Campaigners for change believe Northern Ireland's strict law violates women's human rights by not allowing abortions in cases of sexual crime (rape and incest) and where the foetus would not survive birth due to a fatal abnormality.

The Stormont Assembly is suspended due to the collapse of powersharing months ago and the British Government is under pressure to step in and legalise terminations.

Ms Ewart added: "This is a medical procedure, nobody knows what is going to land at their door.

"We as a family were probably judgmental before this landed at our doorstep.

"We heard the word abortion, not for one minute would we have thought it was for a medical reason."

Ms Ewart's legal case galvanised an issue which has since made its way to the UK Supreme Court.
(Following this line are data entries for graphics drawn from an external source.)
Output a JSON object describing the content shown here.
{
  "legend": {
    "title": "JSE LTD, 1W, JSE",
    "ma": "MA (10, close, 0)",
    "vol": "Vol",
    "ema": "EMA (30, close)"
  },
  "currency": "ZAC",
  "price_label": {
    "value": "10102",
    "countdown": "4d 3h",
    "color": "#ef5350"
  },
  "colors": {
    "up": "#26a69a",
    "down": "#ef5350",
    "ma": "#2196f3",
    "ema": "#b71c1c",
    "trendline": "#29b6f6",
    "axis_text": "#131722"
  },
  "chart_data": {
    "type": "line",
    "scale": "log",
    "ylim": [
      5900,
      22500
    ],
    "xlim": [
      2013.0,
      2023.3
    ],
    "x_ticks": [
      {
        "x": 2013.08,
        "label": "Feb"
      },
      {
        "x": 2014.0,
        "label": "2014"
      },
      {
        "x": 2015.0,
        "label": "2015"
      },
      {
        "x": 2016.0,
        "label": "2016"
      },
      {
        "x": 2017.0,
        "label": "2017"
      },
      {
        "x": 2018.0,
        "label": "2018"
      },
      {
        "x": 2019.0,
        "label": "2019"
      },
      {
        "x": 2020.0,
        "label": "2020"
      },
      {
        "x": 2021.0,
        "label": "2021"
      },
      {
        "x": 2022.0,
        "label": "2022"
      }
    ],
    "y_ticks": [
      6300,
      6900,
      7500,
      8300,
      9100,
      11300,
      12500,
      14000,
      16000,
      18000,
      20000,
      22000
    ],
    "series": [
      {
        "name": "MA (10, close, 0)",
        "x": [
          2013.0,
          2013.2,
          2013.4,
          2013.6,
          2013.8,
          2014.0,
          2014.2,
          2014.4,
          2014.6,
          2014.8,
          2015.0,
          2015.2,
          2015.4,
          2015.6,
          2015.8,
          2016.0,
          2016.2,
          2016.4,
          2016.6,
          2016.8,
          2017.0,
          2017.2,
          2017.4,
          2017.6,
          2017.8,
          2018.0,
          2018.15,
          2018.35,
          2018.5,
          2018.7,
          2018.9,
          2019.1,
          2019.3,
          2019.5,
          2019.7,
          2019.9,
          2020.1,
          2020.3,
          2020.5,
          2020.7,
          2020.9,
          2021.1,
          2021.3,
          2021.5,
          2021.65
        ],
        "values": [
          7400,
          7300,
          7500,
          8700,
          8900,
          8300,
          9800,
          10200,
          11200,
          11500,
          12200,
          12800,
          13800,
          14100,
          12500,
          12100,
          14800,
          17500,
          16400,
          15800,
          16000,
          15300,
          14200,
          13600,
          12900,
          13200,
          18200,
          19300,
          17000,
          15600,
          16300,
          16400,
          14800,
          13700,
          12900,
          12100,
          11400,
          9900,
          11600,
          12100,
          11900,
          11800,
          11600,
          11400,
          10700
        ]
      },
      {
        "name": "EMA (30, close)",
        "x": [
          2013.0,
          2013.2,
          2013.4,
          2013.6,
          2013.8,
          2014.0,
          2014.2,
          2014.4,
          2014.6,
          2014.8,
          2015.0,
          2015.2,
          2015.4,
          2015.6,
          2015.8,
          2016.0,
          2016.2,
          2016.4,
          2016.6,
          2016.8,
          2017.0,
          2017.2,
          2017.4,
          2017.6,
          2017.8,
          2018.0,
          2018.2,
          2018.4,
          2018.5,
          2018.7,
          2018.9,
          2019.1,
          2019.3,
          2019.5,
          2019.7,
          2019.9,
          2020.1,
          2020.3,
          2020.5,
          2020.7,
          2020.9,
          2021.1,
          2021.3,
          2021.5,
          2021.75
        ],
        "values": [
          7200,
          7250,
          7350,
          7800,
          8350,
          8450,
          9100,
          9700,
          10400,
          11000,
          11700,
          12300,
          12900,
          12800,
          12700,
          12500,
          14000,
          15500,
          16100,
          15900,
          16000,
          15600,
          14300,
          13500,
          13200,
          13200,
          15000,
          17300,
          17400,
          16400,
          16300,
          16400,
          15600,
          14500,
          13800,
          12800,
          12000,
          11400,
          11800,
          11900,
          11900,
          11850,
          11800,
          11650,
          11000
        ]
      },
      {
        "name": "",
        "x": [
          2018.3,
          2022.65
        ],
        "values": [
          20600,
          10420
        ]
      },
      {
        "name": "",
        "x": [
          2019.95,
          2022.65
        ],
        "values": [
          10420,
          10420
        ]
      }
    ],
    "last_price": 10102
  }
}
Mrs May is under pressure to intervene in the Northern Ireland debate following the two-to-one vote in favour of reform in the Republic.

Her Government is propped up in key votes by the DUP, which opposes any relaxation in the law and which has opposed any change in Northern Ireland under devolution.

Amnesty International's Northern Ireland campaigns manager Grainne Teggart said: "Devolution is no justification for the denial of women's rights and it does not relieve the UK Government of their responsibility to ensure that women's right to abortion is upheld.

"A failure to act would make Theresa May's Government complicit in the harm and suffering of women caused by Northern Ireland's restrictive abortion laws," she claimed.